“Luyando isn’t a virgin anymore,” Chipo thought as she stepped into the bedroom. It was a foreign world she wasn’t accustomed to. There was a huge double bed at the center, overlooking a twin set of identical windows. The curtains danced around continuously whenever the wind blew through. It was a dimly lit room with a tiny brown chest of drawers right next to the door. Chipo was hesitant to make another step so she stood at the entrance and allowed her eyes to savor what was before her. A big brown teddy bear slouched in front of two continental pillows with its toes touching a fluffy fleece blanket that was also brown in color.
“Feel at home,” Aunt Jane said as she gave Chipo a little push on the back. Chipo looked around until her eyes settled for the radio on the table that was besides the chest. She recognized the soft ballads of Alick Nkhata on the Taxi Driver song while some words drowned in the haphazard keys of the piano. By that time, the likes of The Beatles and Elvis Presley had influenced local artists so much that it was not easy to distinguish them.
Chipo, within herself chuckled as the lyrics registered in her mind. The taxi driver had over billed the passenger yet the distance was rather too short. She gave an involuntary smile and Aunt Jane had seen it, thinking she was easing into her new home.
“Take a bath and dash to the table for supper, will you?” said Aunt Jane, then she disappeared into the darkness of the passage.
Shortly, Luyando burst into the bedroom, startling Chipo. She held onto her Rambo plastic bag on the edge of the double bed for comfort, while panting heavily.
“I scared you?” Luyando asked mockingly. Chipo said nothing and gathered the senses she had lost a moment ago. The two felt strongly towards each other as if their mothers were not sisters. Chipo remained seated quietly, sorting what she would wear after her bath while Luyando threw what was on her body in the laundry basket.
Chipo observed her. She was sure, by the strand of each hair on her head that Luyando had lost her virginity. Her hips now seemed to curve more outwardly and she had suddenly become flexible enough to cross her legs.
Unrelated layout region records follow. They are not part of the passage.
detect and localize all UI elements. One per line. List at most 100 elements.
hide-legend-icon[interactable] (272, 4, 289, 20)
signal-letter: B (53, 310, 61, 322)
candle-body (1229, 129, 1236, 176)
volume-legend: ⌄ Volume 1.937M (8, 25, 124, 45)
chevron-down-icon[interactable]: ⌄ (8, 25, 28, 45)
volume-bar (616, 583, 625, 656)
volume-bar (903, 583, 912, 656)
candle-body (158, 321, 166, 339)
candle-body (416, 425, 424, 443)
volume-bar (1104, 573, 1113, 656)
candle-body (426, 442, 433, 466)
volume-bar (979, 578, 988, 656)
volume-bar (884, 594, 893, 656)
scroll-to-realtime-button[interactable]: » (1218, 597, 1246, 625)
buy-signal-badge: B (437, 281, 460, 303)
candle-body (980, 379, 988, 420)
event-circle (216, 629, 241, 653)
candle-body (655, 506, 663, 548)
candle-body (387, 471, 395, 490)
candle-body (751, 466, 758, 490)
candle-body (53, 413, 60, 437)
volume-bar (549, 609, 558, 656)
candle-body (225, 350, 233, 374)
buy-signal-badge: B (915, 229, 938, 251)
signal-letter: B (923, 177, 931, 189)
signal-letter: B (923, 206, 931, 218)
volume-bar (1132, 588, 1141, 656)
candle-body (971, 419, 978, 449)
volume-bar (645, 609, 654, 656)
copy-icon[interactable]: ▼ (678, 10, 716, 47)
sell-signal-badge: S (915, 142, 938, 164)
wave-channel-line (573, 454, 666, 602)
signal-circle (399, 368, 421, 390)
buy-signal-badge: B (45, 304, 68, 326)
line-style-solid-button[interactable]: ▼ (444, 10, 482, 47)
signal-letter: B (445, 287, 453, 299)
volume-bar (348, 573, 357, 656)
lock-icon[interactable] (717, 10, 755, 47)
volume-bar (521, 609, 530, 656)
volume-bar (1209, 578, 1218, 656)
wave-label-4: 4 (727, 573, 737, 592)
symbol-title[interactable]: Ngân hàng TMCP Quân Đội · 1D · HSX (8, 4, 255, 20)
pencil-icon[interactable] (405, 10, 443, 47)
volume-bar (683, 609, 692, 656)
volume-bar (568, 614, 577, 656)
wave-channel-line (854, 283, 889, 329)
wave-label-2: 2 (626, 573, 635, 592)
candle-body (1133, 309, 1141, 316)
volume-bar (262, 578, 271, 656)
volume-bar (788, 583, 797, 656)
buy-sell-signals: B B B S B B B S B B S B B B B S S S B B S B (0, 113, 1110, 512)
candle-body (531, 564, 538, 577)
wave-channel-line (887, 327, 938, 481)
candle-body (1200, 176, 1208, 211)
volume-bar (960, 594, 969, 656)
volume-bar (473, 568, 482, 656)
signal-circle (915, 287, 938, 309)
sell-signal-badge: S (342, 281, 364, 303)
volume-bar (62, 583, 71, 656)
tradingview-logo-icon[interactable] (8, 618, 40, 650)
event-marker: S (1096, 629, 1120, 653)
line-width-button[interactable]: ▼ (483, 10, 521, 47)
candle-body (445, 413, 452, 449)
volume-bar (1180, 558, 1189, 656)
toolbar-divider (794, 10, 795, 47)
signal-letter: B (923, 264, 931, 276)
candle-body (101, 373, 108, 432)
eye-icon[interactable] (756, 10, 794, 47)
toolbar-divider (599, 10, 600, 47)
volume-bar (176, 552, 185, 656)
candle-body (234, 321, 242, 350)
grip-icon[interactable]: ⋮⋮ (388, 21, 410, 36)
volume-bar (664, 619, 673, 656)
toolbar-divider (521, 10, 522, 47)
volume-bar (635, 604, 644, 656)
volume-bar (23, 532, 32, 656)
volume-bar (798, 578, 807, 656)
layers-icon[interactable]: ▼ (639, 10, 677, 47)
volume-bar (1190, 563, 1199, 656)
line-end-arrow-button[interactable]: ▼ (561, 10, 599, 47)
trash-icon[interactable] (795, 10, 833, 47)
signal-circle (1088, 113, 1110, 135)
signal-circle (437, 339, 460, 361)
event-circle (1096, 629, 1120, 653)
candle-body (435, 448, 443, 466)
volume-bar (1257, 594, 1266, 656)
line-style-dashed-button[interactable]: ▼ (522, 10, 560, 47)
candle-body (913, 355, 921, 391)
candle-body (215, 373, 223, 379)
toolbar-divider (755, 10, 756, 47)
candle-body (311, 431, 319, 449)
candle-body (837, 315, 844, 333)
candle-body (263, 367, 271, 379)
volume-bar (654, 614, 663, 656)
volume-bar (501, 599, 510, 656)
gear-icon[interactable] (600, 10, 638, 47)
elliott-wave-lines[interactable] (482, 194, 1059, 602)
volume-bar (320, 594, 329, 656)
Town girls were lazy and stiff like boys, but now Luyando had the ability to sit cross legged without any complaints. Surely she had been spreading them for someone. And her breasts looked more swollen. They had been fondled countless times until they lost their firmness. They were too fluid now and had collapsed. Her mind journeyed towards a colorful imagination of what her cousin’s encounters were like and non were pleasant so she tried more amusing paths with less trenches.
Bama, her mother, appeared in her mind and brought a smile to her face. Her smell was still on Chipo’s dress and she breathed in until she made her mother’s scent unforgettable. Smoke and fish.
The two took turns bathing and had supper with Uncle Mumba, Aunt Jane and Fred. Their family was little and everyone had a room of their own. When the evening chores had been done each one went into their own space without engaging the other in their activities, much to Chipo’s surprise and disappointment. She was used to the usual folklore tales by the fire, dancing in the dark and singing all night long at meaningful occasions. She had missed it already.
She was used to sharing because there was not much she owned. In contrast, her aunt and uncle had bought her new church shoes and a whole new set of clothes yet discomfort crippled her. Aunt Jane had told her that she didn’t need to keep her Rambo plastic bag so the maid tossed in the bin. Including the dress that smelt like Bama and that made her particularly unhappy.
She sobbed in the silence of the night on a mattress that had been spread for her by Luyando. At home, a sack was her bed yet she missed the hardness of the floor. She overhead Luyando telling Aunt Jane that all village people smelt the same.
At long last, when the crickets had chirped their chorus in harmony, sleep begun to creep up on her and she gave in involuntary.
Alick Nkhata sung quietly on the wireless radio in a song titled Uluse Lwa Nkwale. This time the driver’s mercy had landed him in hot water. After pitifully giving an old man a lift, the man died and his family shifted blame to the driver, saying he should have left him alone. It was based on a fable tale about a quail that assisted a snake by carrying it to safer lands, upon landing the snake turned on the quail and ate it.